Research Focus: The Role of Dance in U.S.-Cuban Relations
Initial Research (2016-2017)
In fall 2016, I studied revolutionary education, history, and sociology in Havana, Cuba. During my time there, I spent a week in Conjunto Artístico Comunitario Korimakao, a community arts center in Matanzas. The artists led us through Afro-Cuban folkloric dance, contemporary phrases, and salsa partnering. An emphasis on dialogue and an openness surrounding artistic process made this foreign environment welcoming and accessible.
My internship at Jacob's Pillow Dance in Becket, MA introduced me to celebrated Cuban flamenco choreographer Irene Rodríguez. Irene's triumphant Pillow debut sparked new questions--how do American dance presenters approach international collaboration and artistic exchange with contemporary Cuban dance companies? From there, I interviewed Linda Shelton, the Executive Director of The Joyce Theater, who, since 2001, has spearheaded trips that bring American dance presenters (like Pamela Tatge of Jacob's Pillow) to Cuba. Shelton, through The People-to People-Initiative (now banned by Trump), also brought renowned choreographers like Ronald K. Brown and Ohad Naharin to Havana to set works on Malpaso Dance Company, a privately-funded, contemporary Cuban group.
In my senior year of Connecticut College, my studies shifted toward Latin American, and specifically Cuban, dance. With a focus on globalization, I researched the Americanization of salsa dance and dance's relationship with tourism in Latin American countries. My introduction to socialist ideologies in Cuba led me to question how governing ideologies in the U.S., and our overarching capitalist systems, continue to shape our performing arts culture.
Honors Thesis (2017-2018)
My senior honors thesis in dance pairs a 70-page research paper with a 13-minute dance work, titled, "That's Not My Neighbor: Artistic Exchange as a Vehicle to Normalize Relations Between Cuba and the United States".
Since Fidel Castro’s revolution, the globalization of dance has initiated heightened interaction between Cuban and American art presenters, dancers, choreographers, and students. This newfound communication, and the interrelated nature of dance and politics raises the question of how dance might shape or be shaped by these changing political relations.
Through my research, I reveal how popular discourse surrounding Cuban dance companies sparks political tension between Cuba and the United States.
I argue that dance critics do not acknowledge Cuba’s innovation, but rather highlight its perceived backwardness by evaluating Cuban choreography through an American dance lens. I conclude that American artists need to adopt a more Cuban approach to collaboration that values effective dialogue and openness to change.
Post-Grad Research (2019-present)
After the initial showing of "That's Not My Neighbor" at Connecticut College, the work came to NYC, where it has been performed at Arts On Site.
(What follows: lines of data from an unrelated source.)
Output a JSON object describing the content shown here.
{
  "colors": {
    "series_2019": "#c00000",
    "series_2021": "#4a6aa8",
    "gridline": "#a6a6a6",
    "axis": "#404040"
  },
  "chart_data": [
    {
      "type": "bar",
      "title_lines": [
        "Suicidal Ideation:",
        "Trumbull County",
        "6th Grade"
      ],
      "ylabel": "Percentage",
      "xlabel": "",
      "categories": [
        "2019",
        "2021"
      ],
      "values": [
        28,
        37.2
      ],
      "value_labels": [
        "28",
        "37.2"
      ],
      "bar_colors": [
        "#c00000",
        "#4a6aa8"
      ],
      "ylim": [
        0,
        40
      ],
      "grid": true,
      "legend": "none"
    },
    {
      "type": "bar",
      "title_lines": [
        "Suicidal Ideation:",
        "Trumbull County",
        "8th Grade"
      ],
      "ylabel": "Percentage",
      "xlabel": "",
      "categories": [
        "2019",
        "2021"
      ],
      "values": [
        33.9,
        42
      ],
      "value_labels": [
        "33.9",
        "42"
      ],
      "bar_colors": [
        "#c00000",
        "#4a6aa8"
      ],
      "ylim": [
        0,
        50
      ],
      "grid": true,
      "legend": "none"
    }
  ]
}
I look forward to showing this work at WAXworks (August 2019) and the Liberty Hall Dance Festival (September 2019).
From January-June of 2019, I worked for the Havana Film Festival New York (HFFNY) under the American Friends of the Ludwig Foundation of Cuba (AFLFC). As the Press Coordinator, I connected with Latinx filmmakers, writers, actors, and photographers, to ensure that my research goes beyond the dance realm.
We live under an administration that threatens our relationship with Cuba--it's more important than ever that we embrace the undeniable artistic innovation of our southern neighbor. In June 2019, Trump banned "People-to-People" visits to Cuba, reversing Obama's efforts to normalize relations between the two countries.
My hope is that this research and dance work will pave the way for a new type of dialogue surrounding Cuba--one that does not allow political tension to govern the way we perceive Cuban dance.
I hope to ultimately bring my own dance work to Cuba, and collaborate with contemporary Cuban companies so that I can experience for myself, in the studio, how my research on artistic exchange might materialize. I am eager to live in Cuba for a more extended period of time, so that I can use rehearsal spaces, talk to companies that are both funded by the Cuban government and run privately, visit dance schools, and digest what it's like to exist as a dancer in Cuba. Going forward, I will ask, how does living under socialist ideologies shape a dancer’s identity and a dancer’s value within a shifting Cuban economy?